Ad 3. „Bin ich zeit meines Lebens derselbe?“ Nein, bin ich nicht. Mit jedem verstorbenen Mitglied meiner Familie ist auch ein Teil meines Kreativen Potentials (meiner Seele, wenn man so will) zurück in den Pool der Universalen Kreativität der Menschheit zurückgekehrt. Und andersrum, mit jedem neu geborenen Mitglied der Familie ist ein zusätzliches Teil dieses globalen Potentials auch in meiner „Persönlichkeit“ erschienen.

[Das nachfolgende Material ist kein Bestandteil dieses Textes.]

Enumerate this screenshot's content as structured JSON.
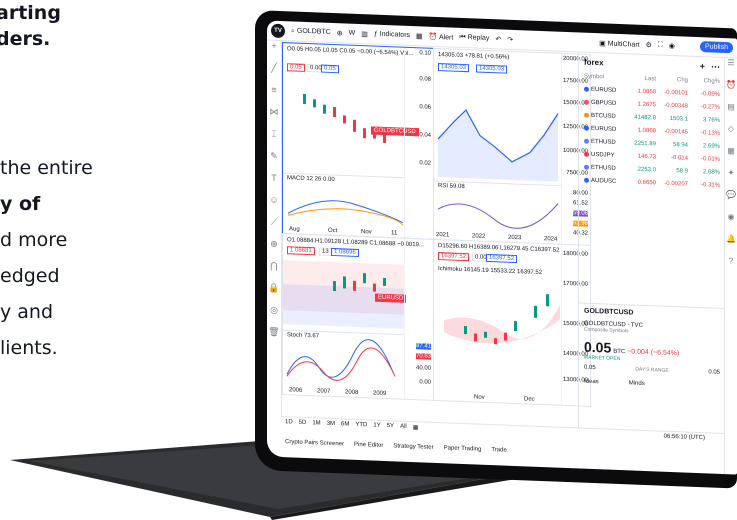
{
  "hero": {
    "line1": "arting",
    "line2": "ders.",
    "body_lines": [
      "the entire",
      "y of",
      "d more",
      "edged",
      "y and",
      "lients."
    ]
  },
  "toolbar": {
    "symbol": "GOLDBTC",
    "interval": "W",
    "indicators": "Indicators",
    "alert": "Alert",
    "replay": "Replay",
    "multichart": "MultiChart",
    "publish": "Publish"
  },
  "charts": {
    "main": {
      "legend": "O0.05 H0.05 L0.05 C0.05 −0.00 (−6.54%) Vol...",
      "pills": [
        "0.05",
        "0.00",
        "0.05"
      ],
      "price_ticks": [
        "0.10",
        "0.08",
        "0.06",
        "0.04",
        "0.02"
      ],
      "badge": "GOLDBTCUSD",
      "macd": "MACD 12 26 0.00",
      "x_ticks": [
        "Aug",
        "Oct",
        "Nov",
        "11"
      ]
    },
    "top_right": {
      "legend": "14305.03 +78.81 (+0.56%)",
      "pills": [
        "14305.03",
        "14305.03"
      ],
      "price_ticks": [
        "20000.00",
        "17500.00",
        "15000.00",
        "12500.00",
        "10000.00",
        "7500.00"
      ],
      "rsi": "RSI 59.08",
      "rsi_ticks": [
        "80.00",
        "61.52",
        "59.08",
        "52.98",
        "40.32"
      ],
      "x_ticks": [
        "2021",
        "2022",
        "2023",
        "2024"
      ]
    },
    "bottom_left": {
      "legend": "O1.08884 H1.09128 L1.08289 C1.08688 −0.0019...",
      "pills": [
        "1.08681",
        "13",
        "1.08696"
      ],
      "badge": "EURUSD",
      "stoch": "Stoch 73.67",
      "stoch_ticks": [
        "87.41",
        "70.63",
        "40.00",
        "0.00"
      ],
      "x_ticks": [
        "2006",
        "2007",
        "2008",
        "2009"
      ]
    },
    "bottom_right": {
      "legend": "D15296.60 H16389.06 L16279.45 C16397.52",
      "pills": [
        "16397.52",
        "0.00",
        "16397.52"
      ],
      "ichimoku": "Ichimoku 16145.19 15533.22 16397.52",
      "price_ticks": [
        "18000.00",
        "17000.00",
        "15000.00",
        "14000.00",
        "13000.00"
      ],
      "x_ticks": [
        "Nov",
        "Dec"
      ]
    }
  },
  "timeframes": [
    "1D",
    "5D",
    "1M",
    "3M",
    "6M",
    "YTD",
    "1Y",
    "5Y",
    "All"
  ],
  "clock": "06:56:10 (UTC)",
  "bottom_tabs": [
    "Crypto Pairs Screener",
    "Pine Editor",
    "Strategy Tester",
    "Paper Trading",
    "Trade"
  ],
  "watchlist": {
    "title": "forex",
    "columns": [
      "Symbol",
      "Last",
      "Chg",
      "Chg%"
    ],
    "rows": [
      {
        "sym": "EURUSD",
        "last": "1.0868",
        "chg": "-0.00101",
        "pct": "-0.09%",
        "color": "#f23645",
        "dot": "#2962ff"
      },
      {
        "sym": "GBPUSD",
        "last": "1.2675",
        "chg": "-0.00348",
        "pct": "-0.27%",
        "color": "#f23645",
        "dot": "#f7525f"
      },
      {
        "sym": "BTCUSD",
        "last": "41482.8",
        "chg": "1503.1",
        "pct": "3.76%",
        "color": "#089981",
        "dot": "#f7931a"
      },
      {
        "sym": "EURUSD",
        "last": "1.0868",
        "chg": "-0.00145",
        "pct": "-0.13%",
        "color": "#f23645",
        "dot": "#2962ff"
      },
      {
        "sym": "ETHUSD",
        "last": "2251.89",
        "chg": "58.94",
        "pct": "2.69%",
        "color": "#089981",
        "dot": "#627eea"
      },
      {
        "sym": "USDJPY",
        "last": "146.73",
        "chg": "-0.014",
        "pct": "-0.01%",
        "color": "#f23645",
        "dot": "#f23645"
      },
      {
        "sym": "ETHUSD",
        "last": "2253.0",
        "chg": "58.9",
        "pct": "2.68%",
        "color": "#089981",
        "dot": "#627eea"
      },
      {
        "sym": "AUDUSC",
        "last": "0.6650",
        "chg": "-0.00207",
        "pct": "-0.31%",
        "color": "#f23645",
        "dot": "#2962ff"
      }
    ]
  },
  "detail": {
    "symbol": "GOLDBTCUSD",
    "sub": "GOLDBTCUSD · TVC",
    "category": "Composite Symbols",
    "price": "0.05",
    "unit": "BTC",
    "change": "−0.004 (−6.54%)",
    "status": "MARKET OPEN",
    "range_low": "0.05",
    "range_label": "DAY'S RANGE",
    "range_high": "0.05",
    "ideas": "Ideas",
    "minds": "Minds"
  }
}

Ad 4. „ Jede dieser Rollen ist mit Rechten und Pflichten verbunden“. Das ist wahr. Und diese Verbundenheit eben macht den größten Unterschied. Die Pflichten der eigenen Familie gegenüber, wenn sie ernst genommen werden und über Generationen gepflegt werden, führen zu einem der größten Paradoxen unserer Gegenwart. Die kriminellen Clans sind oft jedem Staat weit überlegen, weil ihre familiäre Verbundenheit durch keine staatlichen Strafen zu brechen zu sein scheint. Wäre es nicht an der Zeit die gleiche starke Verbundenheit auch bei friedlichen, gemeinnützigen, wohltätigen Aktivitäten der Menschen zu unterstützen? Der Staat muss im Dienste der Familien an allen Stufen des demographischen Spektrums stehen, und nicht umgekehrt. Genau das ist der Zweck meiner Tätigkeit hier. Ihre Vollendung erlebe ich wahrscheinlich nicht mehr. Aber die Richtung der Umstrukturierung unserer Weltgemeinschaft versuche ich Euch zu zeigen. Schaut also genau hin.